En Europe, les valorisations sont un peu plus faibles qu’aux Etats-Unis car la crise de la zone euro a pesé et a conduit à une certaine décote de valorisation.
Toutefois, nous observons que la croissance des chiffres d’affaires n’est pas en ligne avec la progression des cours de Bourse, de même que pour les profits des entreprises. Il y a un découplage entre les fondamentaux et les marchés, ce qui réduit le potentiel de rendement futur de cette classe d’actifs.
Dans cet environnement on reste sur des entreprises qui nous semblent solides, et avec une valorisation plus raisonnable.

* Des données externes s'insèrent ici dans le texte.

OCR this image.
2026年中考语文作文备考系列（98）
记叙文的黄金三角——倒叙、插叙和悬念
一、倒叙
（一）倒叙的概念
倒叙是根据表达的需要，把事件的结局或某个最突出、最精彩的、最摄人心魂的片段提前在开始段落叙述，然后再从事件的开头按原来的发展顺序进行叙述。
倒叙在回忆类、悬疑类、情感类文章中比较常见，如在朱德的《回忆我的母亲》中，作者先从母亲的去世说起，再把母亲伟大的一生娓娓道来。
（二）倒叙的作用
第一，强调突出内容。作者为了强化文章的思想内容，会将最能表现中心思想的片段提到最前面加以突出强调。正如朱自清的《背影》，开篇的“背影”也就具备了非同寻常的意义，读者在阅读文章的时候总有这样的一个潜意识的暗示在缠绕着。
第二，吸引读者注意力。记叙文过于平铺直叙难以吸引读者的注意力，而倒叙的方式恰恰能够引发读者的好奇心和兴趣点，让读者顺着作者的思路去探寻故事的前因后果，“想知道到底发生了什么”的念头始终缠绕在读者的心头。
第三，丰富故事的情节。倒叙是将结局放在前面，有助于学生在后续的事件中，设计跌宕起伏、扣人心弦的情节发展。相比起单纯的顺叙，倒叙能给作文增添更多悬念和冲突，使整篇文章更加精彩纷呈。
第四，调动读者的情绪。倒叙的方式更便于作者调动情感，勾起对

On privilégie des grands noms de qualité comme Reckitt Benckiser, Air Liquide, ou Novo Nordisk. Pour ces entreprises de qualité, nous sommes prêts à payer un peu plus cher lorsque l’on est en présence d’un avantage concurrentiel durable.
Vous êtes surexposé au Japon par rapport aux fonds de votre catégorie ? Pourquoi et quels titres jouez-vous en particulier ?
Nous pensons que les actions japonaises sont structurellement sous-évaluées par rapport aux autres régions du monde. Or, nous pensons que ce marché devrait bénéficier d’une augmentation de la rentabilité. Les marges bénéficiaires ont encore du potentiel. La rentabilité des fonds propres est en train d’augmenter, ce qui présente un potentiel de rendement sur le long terme plus attrayant que dans d’autres régions.
Nous investissons sur ce marché à la fois à travers des sociétés exportatrices de qualité comme Fanuc ou Makita qui sont des entreprises internationales de qualité, dans la robotique et l’outillage. Nous avons aussi des valeurs plus domestiques, comme le fabricant de mobilier Nitori.
Les actions sont-elles encore attrayantes dans une optique de long terme dans une allocation stratégique ?
Les actions ont encore leur place, surtout du fait qu’il n’y a pas d’alternative. Il faut reconnaître que les multiples de valorisation sont élevés sur un plan normatif, mais pas encore au niveau du début des années 2000.
Toutefois, le potentiel de rendement à long terme commence à devenir relativement faible compte tenu d’un risque de volatilité élevé.